I pleated the fabric before cutting out the left front. Since this is cotton, it was easy to just chalk-mark the pleat lines and then fold at the pressing board to get nice crisp pleats. I used my favorite marking tool, the Chalkoner. Then I pinned the pleats across in intervals and basted across to hold until the construction was complete.
To mark the front facing edge, turn 3/8 to wrong side for narrow hem and edge stitch hem in place.
Mark next line 1 7/8 wide and then 2 wide—this will be the front facing fold. Mark all other lines 1 1/2 apart.

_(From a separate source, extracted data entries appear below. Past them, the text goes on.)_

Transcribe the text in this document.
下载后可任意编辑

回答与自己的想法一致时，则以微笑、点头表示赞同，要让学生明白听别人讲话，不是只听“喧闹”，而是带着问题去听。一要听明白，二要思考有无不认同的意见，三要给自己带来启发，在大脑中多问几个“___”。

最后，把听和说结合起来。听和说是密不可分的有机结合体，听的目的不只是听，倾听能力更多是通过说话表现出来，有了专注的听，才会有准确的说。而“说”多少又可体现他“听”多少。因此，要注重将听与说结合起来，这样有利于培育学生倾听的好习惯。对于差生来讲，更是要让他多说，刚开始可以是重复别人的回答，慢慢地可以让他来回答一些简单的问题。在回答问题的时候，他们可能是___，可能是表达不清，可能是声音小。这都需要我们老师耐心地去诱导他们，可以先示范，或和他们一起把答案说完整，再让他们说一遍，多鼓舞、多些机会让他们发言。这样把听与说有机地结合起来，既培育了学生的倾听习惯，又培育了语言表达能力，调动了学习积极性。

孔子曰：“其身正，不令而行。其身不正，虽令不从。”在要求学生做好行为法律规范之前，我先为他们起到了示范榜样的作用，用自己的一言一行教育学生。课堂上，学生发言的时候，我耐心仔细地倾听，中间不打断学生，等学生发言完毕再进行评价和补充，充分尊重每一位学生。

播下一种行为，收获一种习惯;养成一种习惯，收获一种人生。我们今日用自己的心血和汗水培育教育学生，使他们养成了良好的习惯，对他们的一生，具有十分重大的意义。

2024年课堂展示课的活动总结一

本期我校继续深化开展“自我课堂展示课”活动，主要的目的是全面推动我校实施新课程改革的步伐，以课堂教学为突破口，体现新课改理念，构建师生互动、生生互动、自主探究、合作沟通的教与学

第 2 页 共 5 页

Make a peak-fold between 2 line and first 1 1/2 line. Match this fold edge to next chalked line. Continue in this fashion until the pleated fabric has enough width to fit the Left Front piece. You most likely will have to piece the fabric widths together to get enough width since cottons tend to be around 45 wide. Try to hide the seam in one of the pleats. I needed a width of around 55 to get a pleated width of 20" which was enough to cut the left front.